SEXUAL HARRASSMENT AND #METOO

16 February 2018

Millions of women all over the globe have been coming forward with their own stories of sexual harassment in the workplace following the commencement of the #metoo campaign. Whereas this issue has traditionally been underreported according to Human Rights Commission statistics, we can only anticipate that the trend of naming and shaming sexual predators at work will continue to gain traction in Australia.

What is sexual harassment?

Under the federal Sex Discrimination Act (aligned with state legislation) a person sexually harasses another person if:

  1. the person makes an unwelcome sexual advance, or an unwelcome request for sexual favours, to the person harassed; or
  2. engages in other unwelcome conduct of a sexual nature in relation to the person harassed;

in circumstances in which a reasonable person, having regard to all the circumstances, would have anticipated that the person harassed would be offended, humiliated or intimidated.

In sexual harassment cases the intention of the alleged harasser is irrelevant. What is important is the reaction and effect on the person being harassed – that is, how that person feels and is impacted as a result of the behavior

Risks

Liability under harassment, discrimination and health and safety laws extends to the employer and those who were aware of the conduct in addition to the perpetrator themselves.

Possible costs and penalties include:

  • The employer and individuals may be liable to pay a complainant damages;
  • The cost of legal representation;
  • Criminal charges;
  • Low morale and poor public image;
  • Cost of workers compensation claims; and
  • Productivity and staff retention issues.

The change in social attitude is reflected in the penalties ordered by courts and tribunals – by way of comparison with the below case, the penalty for sexual harassment in 2001 was a maximum of $25,000.

Matthews v Winslow Constructions (Vic) Pty Ltd [2015] VSC 728

Kate Matthews (plaintiff) commenced work for Winslow Constructions (company) in August 2008 and was working at various sites until July 2010.

Employed as a labourer in a male dominated environment, the plaintiff alleged that she was subjected to abuse, bullying and sexual harassment by the company’s employees and subcontractors.

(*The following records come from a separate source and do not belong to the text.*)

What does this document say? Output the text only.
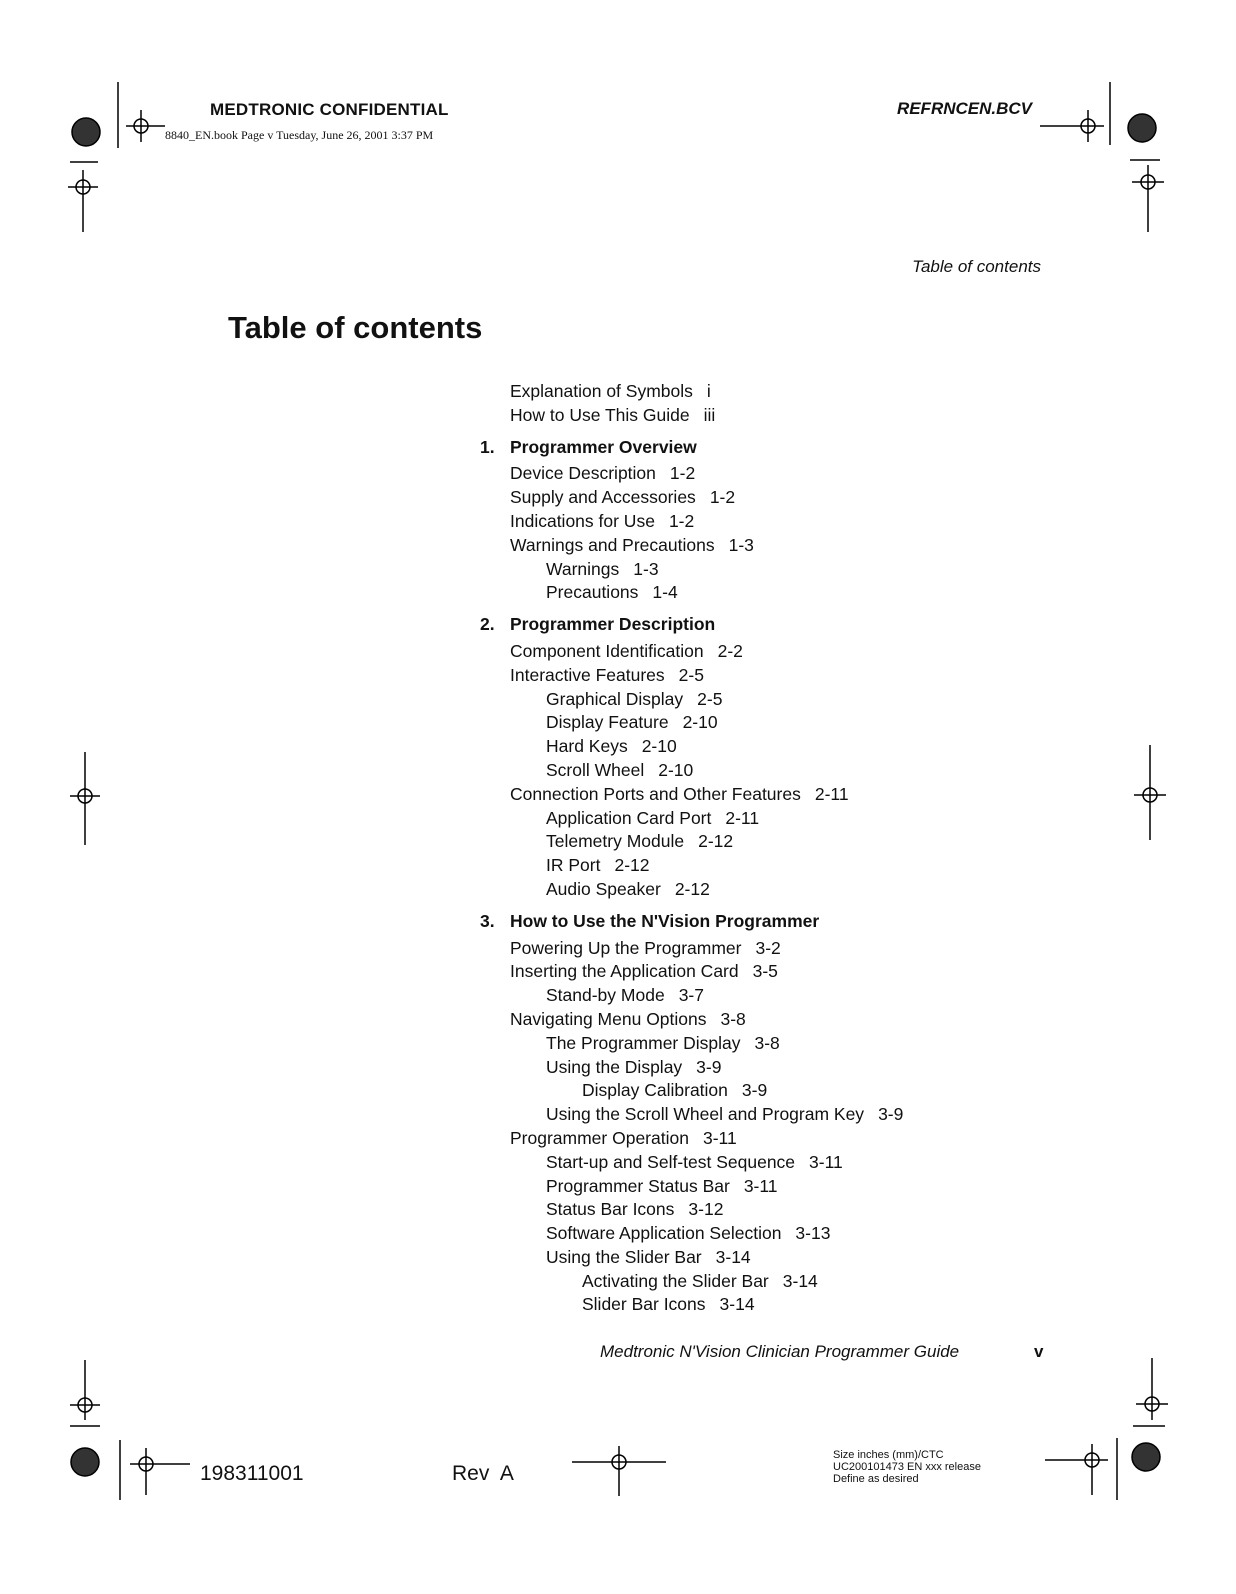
MEDTRONIC CONFIDENTIAL
8840_EN.book Page v Tuesday, June 26, 2001 3:37 PM
REFRNCEN.BCV
Table of contents
Table of contents
Explanation of Symbols i
How to Use This Guide iii
1. Programmer Overview
Device Description 1-2
Supply and Accessories 1-2
Indications for Use 1-2
Warnings and Precautions 1-3
Warnings 1-3
Precautions 1-4
2. Programmer Description
Component Identification 2-2
Interactive Features 2-5
Graphical Display 2-5
Display Feature 2-10
Hard Keys 2-10
Scroll Wheel 2-10
Connection Ports and Other Features 2-11
Application Card Port 2-11
Telemetry Module 2-12
IR Port 2-12
Audio Speaker 2-12
3. How to Use the N'Vision Programmer
Powering Up the Programmer 3-2
Inserting the Application Card 3-5
Stand-by Mode 3-7
Navigating Menu Options 3-8
The Programmer Display 3-8
Using the Display 3-9
Display Calibration 3-9
Using the Scroll Wheel and Program Key 3-9
Programmer Operation 3-11
Start-up and Self-test Sequence 3-11
Programmer Status Bar 3-11
Status Bar Icons 3-12
Software Application Selection 3-13
Using the Slider Bar 3-14
Activating the Slider Bar 3-14
Slider Bar Icons 3-14
Medtronic N'Vision Clinician Programmer Guide	v
198311001	Rev  A
Size inches (mm)/CTC
UC200101473 EN xxx release
Define as desired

This included remarks such as: “did you get laid over the weekend?” “Check out her arms. She would rip my cock off” and “I had a great wank over you last night”.

She was reluctant to report the abuse to her foreman as he was responsible for some of the offensive remarks. Although she reported the abuse to her area manager, no action was taken by the company.

In responding to the plaintiff’s common law claim, the company produced surveillance evidence of her engaging in normal activities and interacting with others. However, this was unhelpful in damaging her credibility or disproving her injury.

Although she had pre-existing anxiety and possibly depression, Justice Forrest found there was no nexus between this and the serious chronic psychiatric illness that developed as a result of her employment with the company.

She was awarded $1,360,027 for common law damages, including general damages, past and future economic loss.

How can I minimise the risks associated with a sexual harassment claim?

  1. Have a clear reporting procedure in place.
  2. Ensure confidentiality.
  3. Implement effective policies and ensure you adhere to them.
  4. Invest in training for your staff on discrimination and harassment issues – including training for managers.
  5. Offer the claimant access to an Employee Assistance Program (EAP) from an early stage.
  6. Have a trusted objective party conduct the investigation into the allegations promptly.